By the middle of next year, Oakland, California will likely have
a city-wide central surveillance center to monitor citizens at all
times.
In a
6-1 vote last month, the Oakland City Council agreed to
move forward with the creation of the Domain
Awareness Center: a central surveillance hub for law
enforcement in one of the country’s
most dangerous cities. The “spy center” will pull data from a
web of interconnected monitoring devices strewn throughout the city
and will operate 24 hours a day, seven days a week.
According to the Center
for Investigative Reporting, the Domain Awareness Center
started as a federal anti-terrorism project for the Port of
Oakland, but is now expanding into a city-wide program.
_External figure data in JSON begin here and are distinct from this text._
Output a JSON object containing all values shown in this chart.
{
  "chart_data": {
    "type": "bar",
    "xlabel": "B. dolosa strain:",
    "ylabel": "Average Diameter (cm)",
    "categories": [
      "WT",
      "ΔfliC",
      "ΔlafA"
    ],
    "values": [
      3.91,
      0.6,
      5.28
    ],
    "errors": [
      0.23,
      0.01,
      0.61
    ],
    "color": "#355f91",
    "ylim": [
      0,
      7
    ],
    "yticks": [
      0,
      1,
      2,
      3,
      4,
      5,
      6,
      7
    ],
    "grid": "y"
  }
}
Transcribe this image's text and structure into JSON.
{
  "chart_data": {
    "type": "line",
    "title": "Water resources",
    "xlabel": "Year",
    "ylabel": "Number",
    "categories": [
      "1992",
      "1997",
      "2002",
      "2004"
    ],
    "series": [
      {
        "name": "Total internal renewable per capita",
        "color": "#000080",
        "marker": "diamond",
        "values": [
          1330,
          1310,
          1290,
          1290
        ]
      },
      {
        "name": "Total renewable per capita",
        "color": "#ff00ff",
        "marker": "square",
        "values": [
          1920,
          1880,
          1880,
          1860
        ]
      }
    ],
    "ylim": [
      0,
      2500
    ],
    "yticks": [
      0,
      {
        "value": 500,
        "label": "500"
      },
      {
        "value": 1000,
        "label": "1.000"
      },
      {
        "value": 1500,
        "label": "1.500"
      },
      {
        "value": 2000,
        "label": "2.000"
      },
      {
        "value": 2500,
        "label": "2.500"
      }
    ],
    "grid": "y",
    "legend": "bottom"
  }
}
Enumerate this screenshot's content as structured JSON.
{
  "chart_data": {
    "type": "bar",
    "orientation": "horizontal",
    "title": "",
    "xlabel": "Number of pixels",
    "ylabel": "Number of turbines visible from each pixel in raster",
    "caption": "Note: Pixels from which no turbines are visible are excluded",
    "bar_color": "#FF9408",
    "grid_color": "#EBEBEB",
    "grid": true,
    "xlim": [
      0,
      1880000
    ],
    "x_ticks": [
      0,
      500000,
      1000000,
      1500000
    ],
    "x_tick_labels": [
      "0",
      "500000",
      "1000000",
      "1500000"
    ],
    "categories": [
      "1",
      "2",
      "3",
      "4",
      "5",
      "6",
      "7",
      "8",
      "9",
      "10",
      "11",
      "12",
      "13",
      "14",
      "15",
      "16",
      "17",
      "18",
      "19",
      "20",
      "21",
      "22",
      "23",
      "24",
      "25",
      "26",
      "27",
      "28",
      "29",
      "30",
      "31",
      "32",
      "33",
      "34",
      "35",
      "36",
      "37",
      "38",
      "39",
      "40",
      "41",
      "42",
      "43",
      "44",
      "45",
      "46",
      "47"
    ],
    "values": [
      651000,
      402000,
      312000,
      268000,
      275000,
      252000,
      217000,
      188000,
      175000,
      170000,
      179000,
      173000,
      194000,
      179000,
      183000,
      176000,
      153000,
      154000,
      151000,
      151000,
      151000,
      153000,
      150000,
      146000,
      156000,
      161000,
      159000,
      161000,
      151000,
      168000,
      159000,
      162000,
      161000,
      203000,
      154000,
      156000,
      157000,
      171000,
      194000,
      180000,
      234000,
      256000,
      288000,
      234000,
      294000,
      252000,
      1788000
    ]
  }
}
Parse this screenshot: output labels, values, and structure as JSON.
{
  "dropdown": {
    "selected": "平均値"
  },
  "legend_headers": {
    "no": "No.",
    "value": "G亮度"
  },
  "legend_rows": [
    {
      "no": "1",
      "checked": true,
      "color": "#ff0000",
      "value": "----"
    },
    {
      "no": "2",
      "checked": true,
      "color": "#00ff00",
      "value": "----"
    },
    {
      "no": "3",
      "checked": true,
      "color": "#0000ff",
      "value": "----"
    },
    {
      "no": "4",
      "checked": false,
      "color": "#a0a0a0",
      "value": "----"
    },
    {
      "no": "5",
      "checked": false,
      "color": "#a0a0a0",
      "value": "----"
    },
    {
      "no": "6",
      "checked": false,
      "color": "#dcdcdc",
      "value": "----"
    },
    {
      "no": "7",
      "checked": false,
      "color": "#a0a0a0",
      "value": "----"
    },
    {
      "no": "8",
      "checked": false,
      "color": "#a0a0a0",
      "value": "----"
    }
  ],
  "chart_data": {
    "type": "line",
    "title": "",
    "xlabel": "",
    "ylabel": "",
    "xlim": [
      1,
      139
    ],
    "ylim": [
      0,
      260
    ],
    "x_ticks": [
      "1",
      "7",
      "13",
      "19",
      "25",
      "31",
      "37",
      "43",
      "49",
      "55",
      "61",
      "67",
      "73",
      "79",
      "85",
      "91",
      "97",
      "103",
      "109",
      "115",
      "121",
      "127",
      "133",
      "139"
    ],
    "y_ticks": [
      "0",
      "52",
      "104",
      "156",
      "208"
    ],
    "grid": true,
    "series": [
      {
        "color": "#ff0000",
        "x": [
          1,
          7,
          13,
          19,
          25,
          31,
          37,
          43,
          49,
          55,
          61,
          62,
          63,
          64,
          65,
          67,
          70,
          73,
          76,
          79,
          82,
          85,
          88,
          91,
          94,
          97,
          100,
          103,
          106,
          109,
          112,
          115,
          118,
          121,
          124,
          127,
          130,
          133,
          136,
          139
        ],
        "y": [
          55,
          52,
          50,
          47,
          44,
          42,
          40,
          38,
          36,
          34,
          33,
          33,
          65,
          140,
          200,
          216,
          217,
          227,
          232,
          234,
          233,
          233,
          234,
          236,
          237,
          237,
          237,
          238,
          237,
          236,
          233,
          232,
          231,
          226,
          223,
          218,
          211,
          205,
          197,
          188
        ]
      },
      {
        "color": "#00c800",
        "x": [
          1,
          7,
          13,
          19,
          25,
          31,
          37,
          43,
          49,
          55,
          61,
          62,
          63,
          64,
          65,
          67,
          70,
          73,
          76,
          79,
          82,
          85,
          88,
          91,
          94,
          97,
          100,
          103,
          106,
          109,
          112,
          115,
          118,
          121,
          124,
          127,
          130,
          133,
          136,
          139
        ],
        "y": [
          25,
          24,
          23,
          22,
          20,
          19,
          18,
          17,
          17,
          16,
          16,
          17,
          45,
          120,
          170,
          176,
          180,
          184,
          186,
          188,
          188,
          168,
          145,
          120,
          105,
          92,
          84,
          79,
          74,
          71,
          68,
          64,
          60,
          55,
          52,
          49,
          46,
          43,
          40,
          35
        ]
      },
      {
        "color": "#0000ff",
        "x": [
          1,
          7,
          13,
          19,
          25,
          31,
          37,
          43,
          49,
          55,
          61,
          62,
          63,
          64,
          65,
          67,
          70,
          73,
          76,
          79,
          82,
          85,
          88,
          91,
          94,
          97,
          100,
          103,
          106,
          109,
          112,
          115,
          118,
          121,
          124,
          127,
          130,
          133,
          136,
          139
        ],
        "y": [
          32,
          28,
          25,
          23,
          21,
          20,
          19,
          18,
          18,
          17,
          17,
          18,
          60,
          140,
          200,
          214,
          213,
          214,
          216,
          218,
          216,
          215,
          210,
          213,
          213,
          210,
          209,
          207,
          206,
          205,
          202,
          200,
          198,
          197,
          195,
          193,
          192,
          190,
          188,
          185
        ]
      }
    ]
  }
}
The Domain Awareness Center, a joint project between the Port of
Oakland and city, started as a nationwide initiative to secure
ports by networking sensors and cameras in and around the
facilities. The busy port is one of seven U.S. maritime facilities
that the Department of Homeland Security considers at highest
risk of a terrorist attack.Since its inception in 2009, the project has ballooned into a
surveillance program for the entire city. Some officials already
have proposed linking the center to a regional Department of
Homeland Security intelligence-gathering operation or adding feeds
from surveillance cameras around the Oakland stadium and arena
complex.
The center will aggregate information from an array of existing
surveillance methods, including thousands
of security cameras owned by the city and private businesses,
license plate readers, gun shot detectors, crime-mapping software,
and Twitter feeds.
Oakland residents vigorously protested the Domain Awareness
Center, citing privacy concerns and a lack of trust in
police.
Joshua Daniels, one of the speakers during a July city council
meeting,
said the surveillance center would give significantly more
power to the police department, which he believes “doesn’t respect
the rights” of Oakland residents.
“This city has a huge trust issue,” Daniels said, “and it’s not
going to be solved by spying on your citizens.”
West Oakland resident Magdalena Kazmierczak
agreed, “I don’t want to live in a city that is testing
this giant surveillance system, because I believe it is going to be
used to criminalize normal existence.”
The American Civil Liberties Union of Northern California and
the Electronic Frontier Foundation have also stated their
opposition to the center, on the grounds that there are no privacy
guidelines in place or limits on how much collected data the city
will retain.
This is all happening in the same city where, earlier this year,
the county sheriff
proposed purchasing a drone that can virtually
see through walls with infrared technology. The drone plan was
tabled following a series of complaints over privacy
concerns by groups like the ACLU and Alameda County Against Drones,
but it may be brought up again.
The Domain Awareness Center however, will almost certainly still
be constructed. Oakland will allocate
$10.9 million in federal grant money to create the new center.
The city also plans to apply for an additional $2.6 million to
create several new law enforcement positions.